Can we leave this to an administration that may not recognize that under Israeli sovereignty, Jerusalem for the first time in 2,000 years has become a dynamic and prosperous city fully open to worshippers of all three Abrahamic faiths? Can we leave this to an administration that may not understand that in the Middle East, peace comes through strength, not just through words on a paper? Can we leave this to an administration potentially willing to penalize Israel for nothing more than having the audacity to survive in a dangerous neighborhood, failing to understand the threats that Israel faces or the care and humanity it deploys to meet those threats.
Can we run the risk that one day the government of Israel will lament, why didn’t we make more progress when U.S. foreign policy was in the hands of President Trump, Vice President Pence, Secretary Pompeo, Ambassador Bolton, Jared Kushner, Jason Greenblatt, and even David Friedman? How can we do that?

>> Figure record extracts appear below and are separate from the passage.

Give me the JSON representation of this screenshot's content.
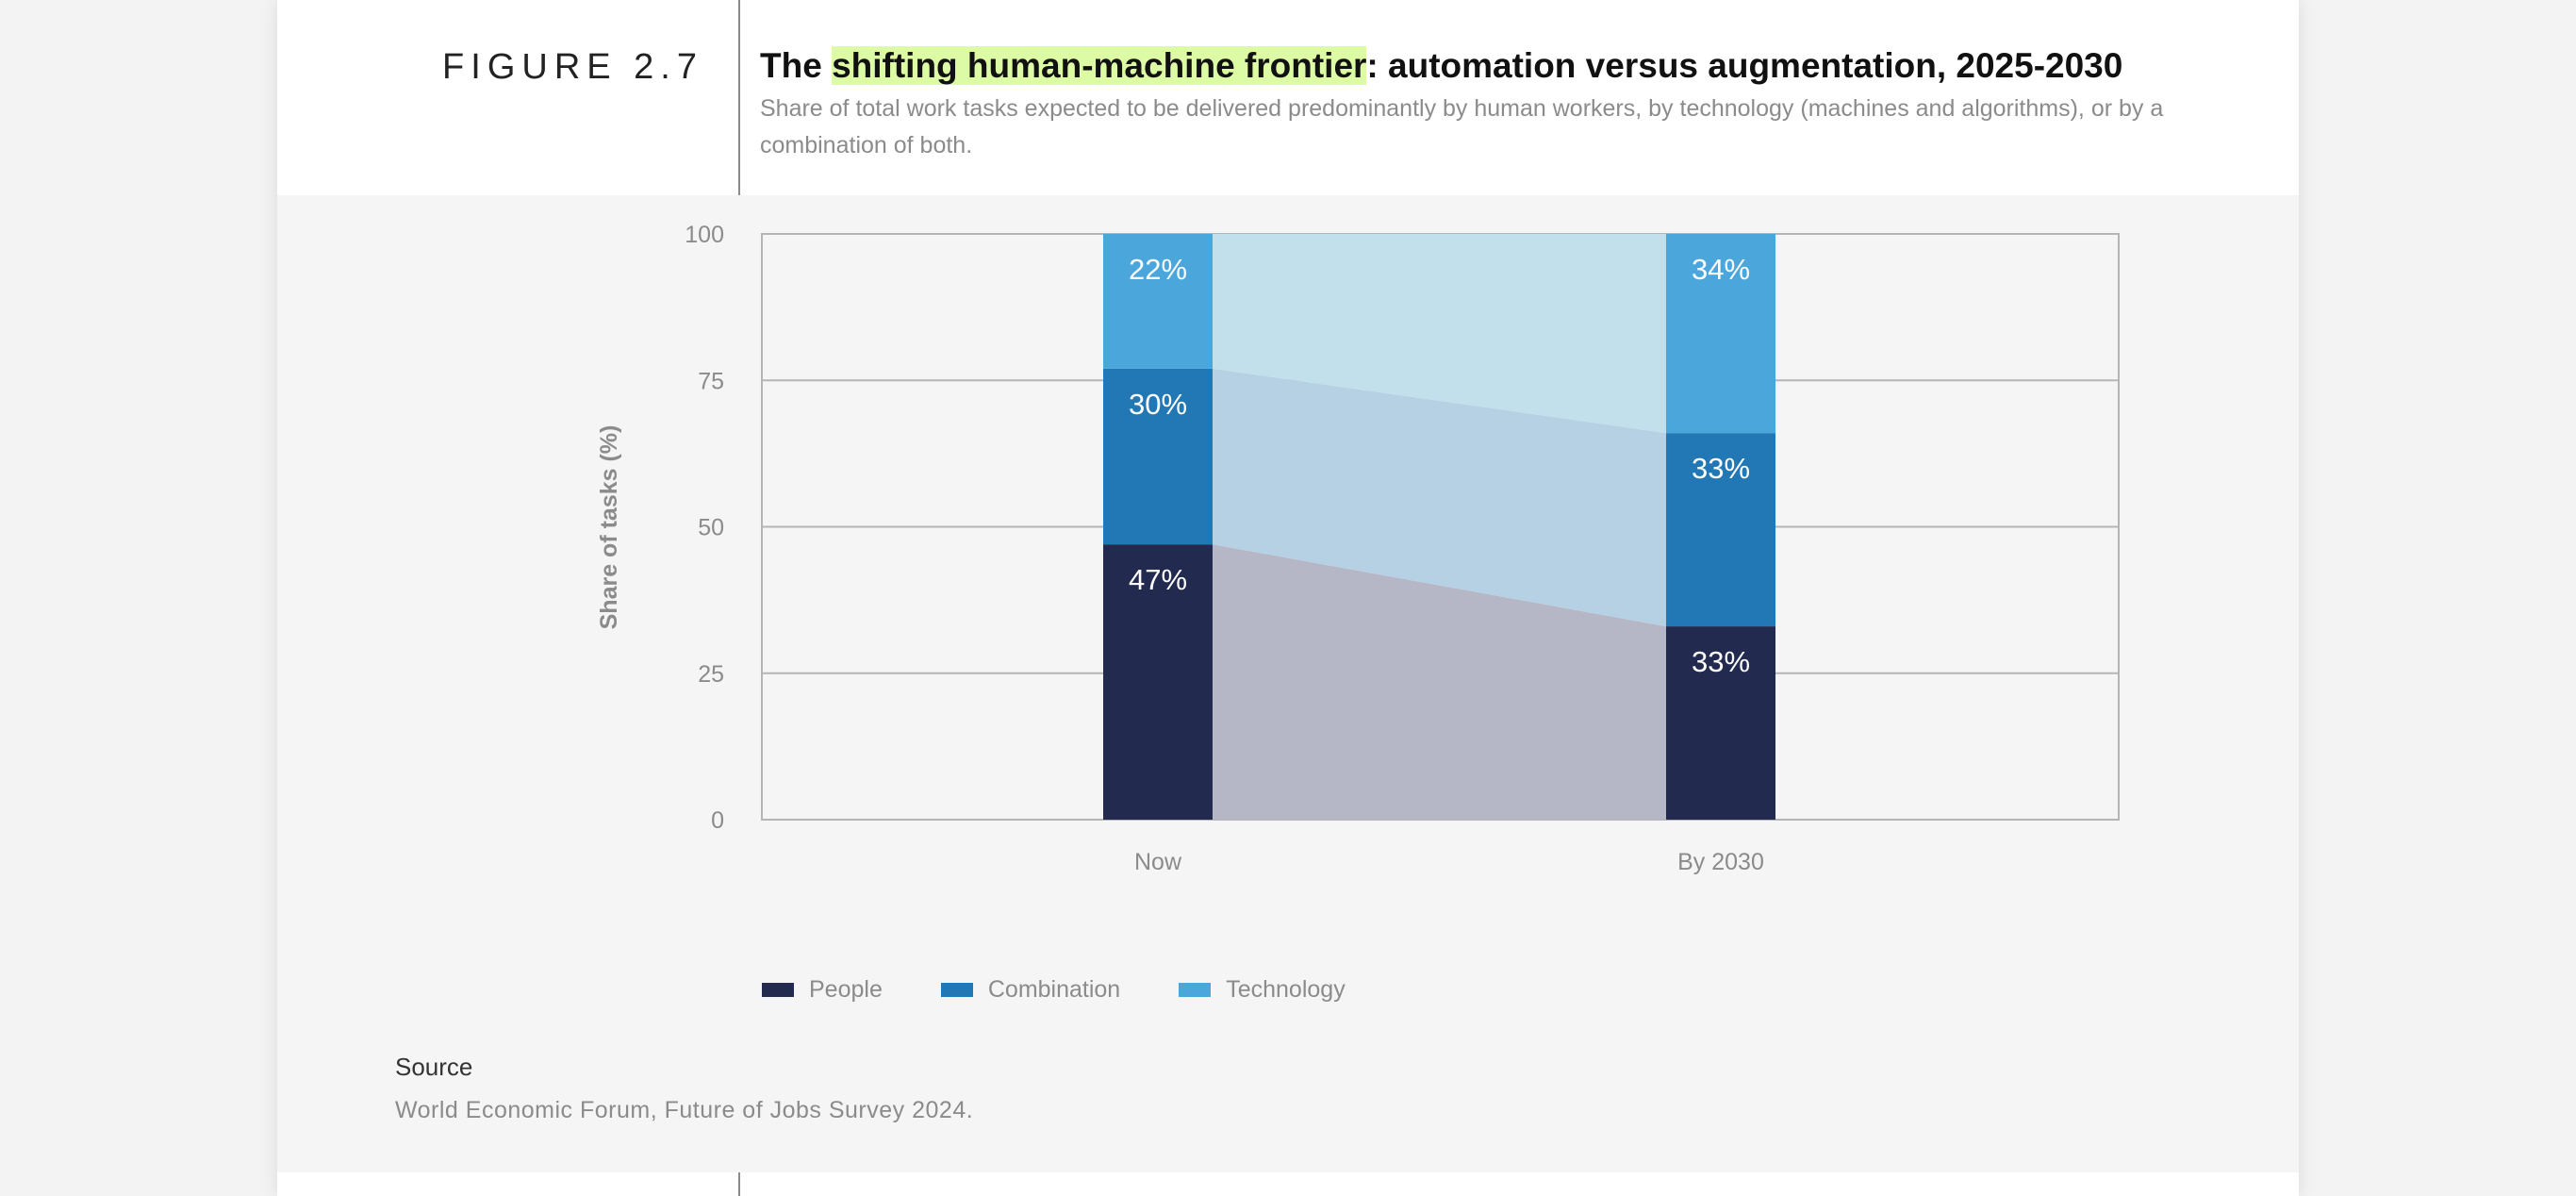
{
  "figure": {
    "label": "FIGURE 2.7",
    "title_before": "The ",
    "title_highlight": "shifting human-machine frontier",
    "title_after": ": automation versus augmentation, 2025-2030",
    "subtitle": "Share of total work tasks expected to be delivered predominantly by human workers, by technology (machines and algorithms), or by a combination of both.",
    "highlight_color": "#ddfaa5"
  },
  "source": {
    "label": "Source",
    "text": "World Economic Forum, Future of Jobs Survey 2024."
  },
  "chart_data": {
    "type": "bar",
    "stacked": true,
    "categories": [
      "Now",
      "By 2030"
    ],
    "series": [
      {
        "name": "People",
        "values": [
          47,
          33
        ],
        "labels": [
          "47%",
          "33%"
        ],
        "color": "#222a4f"
      },
      {
        "name": "Combination",
        "values": [
          30,
          33
        ],
        "labels": [
          "30%",
          "33%"
        ],
        "color": "#2277b5"
      },
      {
        "name": "Technology",
        "values": [
          22,
          34
        ],
        "labels": [
          "22%",
          "34%"
        ],
        "color": "#4aa6db"
      }
    ],
    "title": "",
    "xlabel": "",
    "ylabel": "Share of tasks (%)",
    "ylim": [
      0,
      100
    ],
    "yticks": [
      "0",
      "25",
      "50",
      "75",
      "100"
    ],
    "grid": true,
    "legend_position": "bottom-left",
    "connector_areas": true,
    "connector_colors": [
      "#b5b7c6",
      "#b5d1e3",
      "#c2dfec"
    ]
  }
}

The answer is, we can’t. We will continue to work with the Israeli government, with the Palestinians, with other regional players, to pursue peace, recognizing that the diversity and strength of opinions on this subject suggests there will be some turbulence along the way. We will continue to pursue peace, because we believe we can be trusted to have the correct perspective and approach.
To all of you here, to all those who may be listening to this speech in the future, to all who love Israel and support the unbreakable bond between the United States and Israel, work with us, stay with us, pray with us for peace in the Holy Land.
King David offered the following prayer some 3,000 years ago in Psalm 128: Yevarechecha Hashem miTzion, Kol y’mei, y’mei chayecha — may God bless you out of Zion and may you see the good in Jerusalem. It’s perhaps an odd choice of words in that last phrase. What was the great warrior poet telling us about seeing the good in Jerusalem?
I think that even three millennia ago, King David recognized that Israel’s enemies would seek to undermine the centrality of Jerusalem to the state of Israel and to mischaracterize and vilify the Jewish state.
He sought God’s intervention for something simple and basic that we not fall for it, that we continue to see the holiness, the beauty, the sanctity of life, and yes, the good in Jerusalem. I’d like to think that God has blessed the Trump administration in this very manner.
King David concluded his prayer, U’reh vanim levanecha, Shalom al Yisrael — may God cause us to see our children’s children and peace upon Israel, and so may it be. May God bless you. May God bless Israel. And may God bless the United States of America. Thank you so much.